Sometime around Thanksgiving I had drinks with a friend who had written a novel. I was so excited when he hit me up on his visit to his hometown in Maryland/DC from Nigeria because I remembered in college we had at least 2 or 3 really nice convos in the dining hall. It was one of those things where you end up eating together because the only person you knew during that meal was your friend’s brother, but then you walk away and are like “Hmm. I think I’m smarter now” or “I feel enlightened, but I have no idea why” and then it’s over until like a year later when the whole thing happens all over again.* So when I heard from my friend Uzo Iweala , I obviously couldn’t wait to get smarter and be enlightened! I was also in writing-group withdrawal and a blog hiatus, meaning I really needed to have a fiction-writing conversation. While fascinating to discuss the writing process with someone (and by someone, I mean a doctor) who published a critically acclaimed novel and is working on the next one while simultaneously saving the world (I’m serious)…it was also hilarious.

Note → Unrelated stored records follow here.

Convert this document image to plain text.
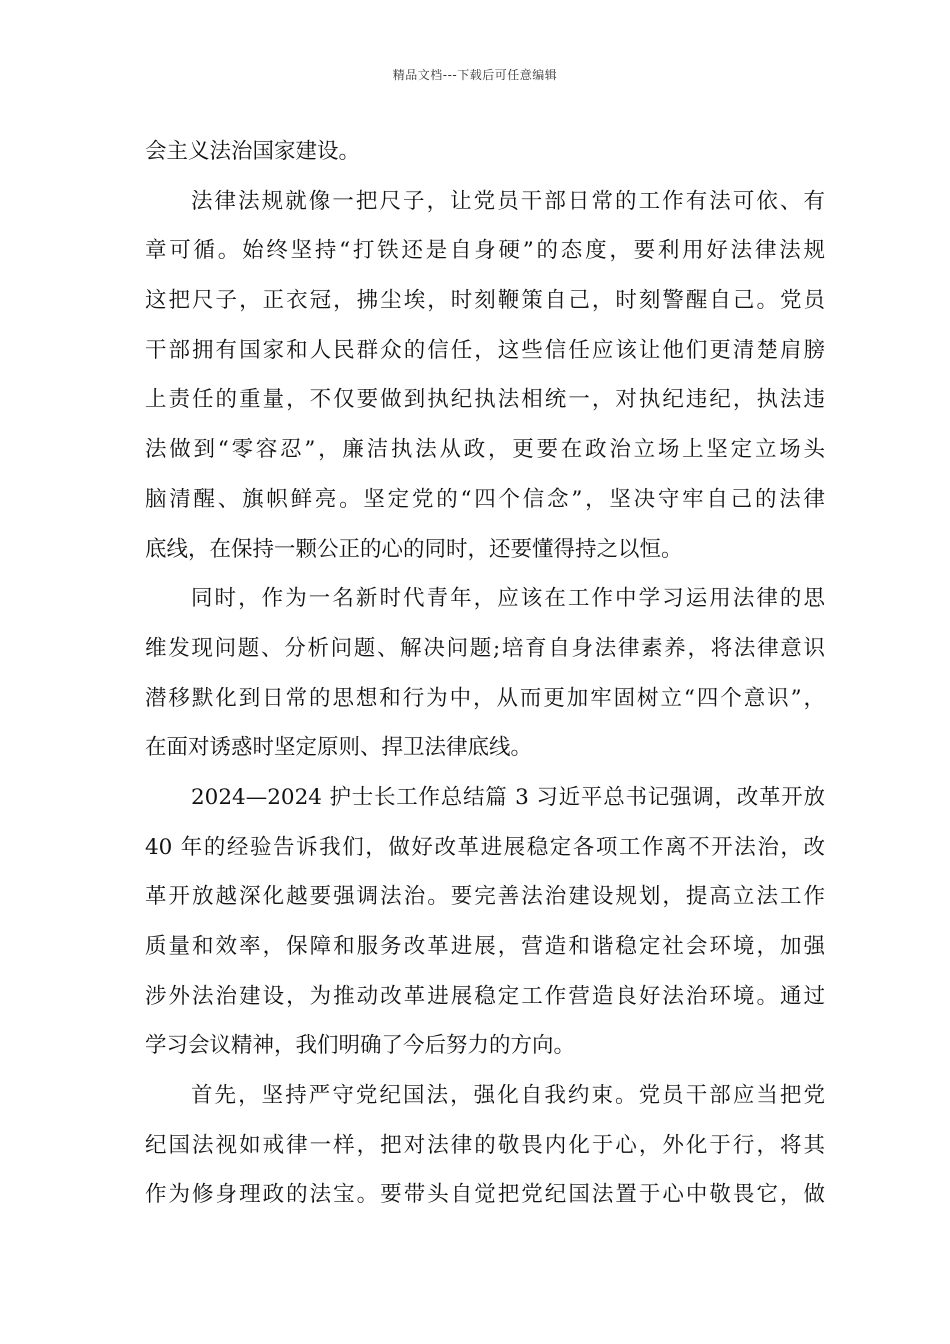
精品文档---下载后可任意编辑
会主义法治国家建设。
法律法规就像一把尺子，让党员干部日常的工作有法可依、有
章可循。始终坚持“打铁还是自身硬”的态度，要利用好法律法规
这把尺子，正衣冠，拂尘埃，时刻鞭策自己，时刻警醒自己。党员
干部拥有国家和人民群众的信任，这些信任应该让他们更清楚肩膀
上责任的重量，不仅要做到执纪执法相统一，对执纪违纪，执法违
法做到“零容忍”，廉洁执法从政，更要在政治立场上坚定立场头
脑清醒、旗帜鲜亮。坚定党的“四个信念”，坚决守牢自己的法律
底线，在保持一颗公正的心的同时，还要懂得持之以恒。
同时，作为一名新时代青年，应该在工作中学习运用法律的思
维发现问题、分析问题、解决问题;培育自身法律素养，将法律意识
潜移默化到日常的思想和行为中，从而更加牢固树立“四个意识”，
在面对诱惑时坚定原则、捍卫法律底线。
2024—2024 护士长工作总结篇 3 习近平总书记强调，改革开放
40 年的经验告诉我们，做好改革进展稳定各项工作离不开法治，改
革开放越深化越要强调法治。要完善法治建设规划，提高立法工作
质量和效率，保障和服务改革进展，营造和谐稳定社会环境，加强
涉外法治建设，为推动改革进展稳定工作营造良好法治环境。通过
学习会议精神，我们明确了今后努力的方向。
首先，坚持严守党纪国法，强化自我约束。党员干部应当把党
纪国法视如戒律一样，把对法律的敬畏内化于心，外化于行，将其
作为修身理政的法宝。要带头自觉把党纪国法置于心中敬畏它，做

I mean I actually said “when I think about a career as a full time novelist, it just seems a little bit too solitary for me.” It’s like kind of absurd to say something like that with a straight face with someone who actually can have a successful career as a full-time novelist, you know? Nevertheless, he indulged and said he could relate because he didn’t see many people while writing his masterpieces (my word, not his). He then explained the pros/cons of the opposite experience of being on book tour (of course, another concern I have, but I’ll cross that bridge when I get there ;))
My biggest fiction-writing takeaway from the convo though was about authenticity. Specifically, Uzo said that his thesis advisor Jamaica Kincaid told him (and I may be messing this up, so don’t quote me) that if you write that a farm tastes like arsenic—you better have tasted that farm! Ok, I KNOW I messed that up, but you get the point. Authenticity makes or breaks a piece of writing, in my opinion. I think it’s also what makes the process so hard. On the one hand, you want to be honest because you know the reader is going to feel and probably reject your restraint. On the other hand, nobody is trying is to put all their business out there. And by nobody, I mean me! I want to write about a girl, but it’s not going to be an autobiography, believe me! Rather, I want to write about someone whose very clearly NOT me. But how? Thankfully, this thought did come to me as I was chatting with my novelist-doctor friend, so I asked him how he’s able to capture characters who have lived completely different lives than his. He basically said interviews, which I found encouraging because I used to be a journalist! I also love when people give me simple, applicable answers/advice. Thank you. As for the inner most feelings/thoughts of these characters…I’m beginning to learn that just because you haven’t experienced how wonderful it feels to win the lottery, doesn’t mean you can’t describe happiness. Or you don’t have to have had a dog die to be able to write about grief, if that makes sense. This is what I think at this point, but I’m still figuring it out.
Anyway, my New Year’s resolution is to blog regularly again. I’m bizzzack peoples! Hasta luego!
*Side note: I basically told Uzo this entire story and his response was that he barely knew me in college, he only came to my dorm to visit his brother and sister and he only hit me up in DC because I felt so bad that I was supposed to go to his book signing but then didn’t because Politics & Prose is just way too far away. So sad.